New York, April 25, 2019 — Saudi authorities should immediately release Jordanian journalist Abdulrahman Farhana as well as the other journalists swept up in their campaign against dissent, the Committee to Protect Journalists said today.
Saudi authorities detained Farhana, a Saudi-based columnist for Jordanian daily al-Sabeel and contributor to the Qatari network Al-Jazeera, on February 20 and have held him since in an unknown location without any charges made public, according to al-Sabeel, Jordanian journalist Hilmi Asmar, who spoke with CPJ, and Farhana’s family, who announced the arrest in a statement issued by the Jordanian Press Syndicate and published in the Jordanian newspaper al-Rai on April 23.
Farhana’s family members told Asmar that they have not been able to contact Farhana since his arrest, Asmar told CPJ. The journalist’s detention comes amid a crackdown in the country that has seen at least eight journalists detained since the beginning of 2019, according to CPJ reporting.
“A country that behaves like Saudi Arabia under Crown Prince Mohammed bin Salman, throwing journalists in prison without charges or communication, is not worthy of international regard or partnership,” CPJ Middle East and North Africa Program Coordinator Sherif Mansour said from Washington, D.C. “Saudi authorities must free Abdulrahman Farhana immediately.”
Authorities intercepted Farhana as he was driving from his home in Dammam, the capital of Saudi Arabia’s Eastern Province, to Jeddah and made him return to Dammam, where they searched his house and detained him, Asmar said.
Farhana has lived in Saudi Arabia for 42 years and also maintains a home in Amman, Jordan, Asmar told CPJ.
Al-Sabeel lists Farhana as a writer for the newspaper “from outside Jordan” on its website but CPJ could not locate examples of his articles.

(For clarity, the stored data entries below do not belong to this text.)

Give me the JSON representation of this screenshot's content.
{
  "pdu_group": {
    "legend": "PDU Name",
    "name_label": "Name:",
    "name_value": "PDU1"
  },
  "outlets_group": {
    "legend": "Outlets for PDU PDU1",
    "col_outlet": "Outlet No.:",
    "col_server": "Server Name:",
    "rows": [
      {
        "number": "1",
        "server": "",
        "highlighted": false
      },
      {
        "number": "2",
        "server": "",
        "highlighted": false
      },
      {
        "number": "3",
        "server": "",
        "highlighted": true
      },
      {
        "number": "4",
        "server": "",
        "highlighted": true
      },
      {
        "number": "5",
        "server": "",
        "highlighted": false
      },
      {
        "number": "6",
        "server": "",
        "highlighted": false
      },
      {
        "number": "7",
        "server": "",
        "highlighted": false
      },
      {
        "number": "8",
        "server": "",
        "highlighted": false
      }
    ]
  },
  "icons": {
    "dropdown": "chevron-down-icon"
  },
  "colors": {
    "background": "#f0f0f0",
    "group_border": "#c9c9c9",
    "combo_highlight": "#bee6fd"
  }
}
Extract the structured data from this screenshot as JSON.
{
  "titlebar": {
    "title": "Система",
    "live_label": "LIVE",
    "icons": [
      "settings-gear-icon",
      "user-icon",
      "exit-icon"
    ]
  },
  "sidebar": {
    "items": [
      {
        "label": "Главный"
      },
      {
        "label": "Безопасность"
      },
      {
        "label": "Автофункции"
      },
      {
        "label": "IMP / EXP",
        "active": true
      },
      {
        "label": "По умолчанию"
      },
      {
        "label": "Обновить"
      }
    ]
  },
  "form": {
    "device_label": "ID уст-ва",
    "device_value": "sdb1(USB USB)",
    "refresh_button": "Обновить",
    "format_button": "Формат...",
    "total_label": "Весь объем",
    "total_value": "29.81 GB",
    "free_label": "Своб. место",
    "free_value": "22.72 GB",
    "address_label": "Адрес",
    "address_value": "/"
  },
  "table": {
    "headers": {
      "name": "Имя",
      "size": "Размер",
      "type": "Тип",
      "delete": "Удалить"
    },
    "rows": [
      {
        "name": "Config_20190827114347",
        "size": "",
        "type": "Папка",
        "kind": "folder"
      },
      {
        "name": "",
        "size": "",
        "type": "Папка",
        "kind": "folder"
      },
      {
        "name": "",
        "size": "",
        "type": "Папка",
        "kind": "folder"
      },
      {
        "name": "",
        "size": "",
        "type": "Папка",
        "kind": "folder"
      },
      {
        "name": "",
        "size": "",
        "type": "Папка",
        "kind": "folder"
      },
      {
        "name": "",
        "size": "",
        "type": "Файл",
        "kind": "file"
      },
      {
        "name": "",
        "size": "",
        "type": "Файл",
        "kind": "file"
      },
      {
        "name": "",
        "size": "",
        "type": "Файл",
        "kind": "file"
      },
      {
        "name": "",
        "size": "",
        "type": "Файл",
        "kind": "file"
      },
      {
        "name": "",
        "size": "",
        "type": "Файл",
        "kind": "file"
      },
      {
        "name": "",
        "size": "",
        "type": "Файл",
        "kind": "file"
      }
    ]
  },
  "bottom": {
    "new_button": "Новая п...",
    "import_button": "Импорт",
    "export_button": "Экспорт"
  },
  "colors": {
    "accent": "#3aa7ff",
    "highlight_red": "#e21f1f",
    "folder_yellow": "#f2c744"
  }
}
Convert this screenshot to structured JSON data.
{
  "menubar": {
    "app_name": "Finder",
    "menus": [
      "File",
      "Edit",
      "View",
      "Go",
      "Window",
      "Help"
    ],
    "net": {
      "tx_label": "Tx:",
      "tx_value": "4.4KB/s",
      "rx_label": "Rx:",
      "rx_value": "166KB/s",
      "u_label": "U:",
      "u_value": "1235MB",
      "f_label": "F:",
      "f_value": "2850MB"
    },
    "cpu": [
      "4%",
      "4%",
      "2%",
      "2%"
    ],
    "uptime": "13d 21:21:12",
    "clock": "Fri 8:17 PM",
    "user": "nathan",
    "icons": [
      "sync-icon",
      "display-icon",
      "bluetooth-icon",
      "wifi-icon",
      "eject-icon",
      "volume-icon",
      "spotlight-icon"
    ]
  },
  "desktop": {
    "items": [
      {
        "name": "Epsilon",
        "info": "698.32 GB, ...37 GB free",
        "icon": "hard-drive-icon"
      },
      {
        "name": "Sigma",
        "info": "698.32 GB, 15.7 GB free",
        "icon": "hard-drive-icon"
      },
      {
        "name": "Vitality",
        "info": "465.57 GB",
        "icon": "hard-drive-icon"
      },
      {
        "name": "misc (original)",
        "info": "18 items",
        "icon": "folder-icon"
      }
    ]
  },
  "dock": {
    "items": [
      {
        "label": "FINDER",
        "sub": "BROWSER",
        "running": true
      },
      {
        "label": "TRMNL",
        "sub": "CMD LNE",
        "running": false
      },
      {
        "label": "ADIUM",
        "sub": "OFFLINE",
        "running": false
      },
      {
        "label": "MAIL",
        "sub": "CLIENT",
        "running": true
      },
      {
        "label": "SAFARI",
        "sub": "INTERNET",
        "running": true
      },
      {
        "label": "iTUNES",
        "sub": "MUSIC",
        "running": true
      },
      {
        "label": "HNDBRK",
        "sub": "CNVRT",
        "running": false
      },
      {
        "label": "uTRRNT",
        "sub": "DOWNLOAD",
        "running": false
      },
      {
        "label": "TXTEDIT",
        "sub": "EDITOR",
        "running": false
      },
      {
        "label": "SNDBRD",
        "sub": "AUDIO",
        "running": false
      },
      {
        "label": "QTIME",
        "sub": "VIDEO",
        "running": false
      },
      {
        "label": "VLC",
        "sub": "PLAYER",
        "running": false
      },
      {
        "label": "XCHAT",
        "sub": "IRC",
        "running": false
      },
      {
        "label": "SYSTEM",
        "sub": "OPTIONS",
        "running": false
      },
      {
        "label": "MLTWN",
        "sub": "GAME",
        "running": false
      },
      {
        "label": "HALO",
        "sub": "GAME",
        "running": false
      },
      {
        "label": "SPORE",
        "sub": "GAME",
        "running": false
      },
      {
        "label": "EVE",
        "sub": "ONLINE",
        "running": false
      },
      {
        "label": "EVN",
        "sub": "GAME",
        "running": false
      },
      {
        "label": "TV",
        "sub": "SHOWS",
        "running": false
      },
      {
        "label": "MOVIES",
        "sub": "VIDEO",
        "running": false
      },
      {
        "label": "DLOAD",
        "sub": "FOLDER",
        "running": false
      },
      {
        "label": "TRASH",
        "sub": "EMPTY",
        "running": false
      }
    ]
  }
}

Farhana writes about intra-Palestinian politics, regional geopolitics, and Islamist political movements for Al-Jazeera, according to his author page on the network’s website.
Al-Sabeel and Al-Jazeera did not immediately respond to emails from CPJ seeking comment.
Jordanian Foreign Minister Ayman Safadi told the Jordanian Press Syndicate that the Jordanian Embassy in Riyadh was following the matter, according to the syndicate’s statement.
The Saudi Embassy in Washington, D.C., and the Jordanian Foreign Ministry did not immediately respond to CPJ’s emails requesting comment.
In 2017, amid a diplomatic crisis between Qatar and Saudi Arabia and its allies, Saudi authorities revoked Al-Jazeera’s broadcast license and forced the network to close its Saudi office, as CPJ reported at the time.
CPJ’s annual prison census found that at least 16 journalists were behind bars in Saudi Arabia as of December 1, 2018. Saudi authorities often detain journalists in unknown locations without charges and deny families the opportunity to contact detainees, and journalists are often detained for months before their cases become public, according to CPJ research.
EDITOR’S NOTE: The text has been modified throughout to correct the spelling of Abdulrahman Farhana’s name.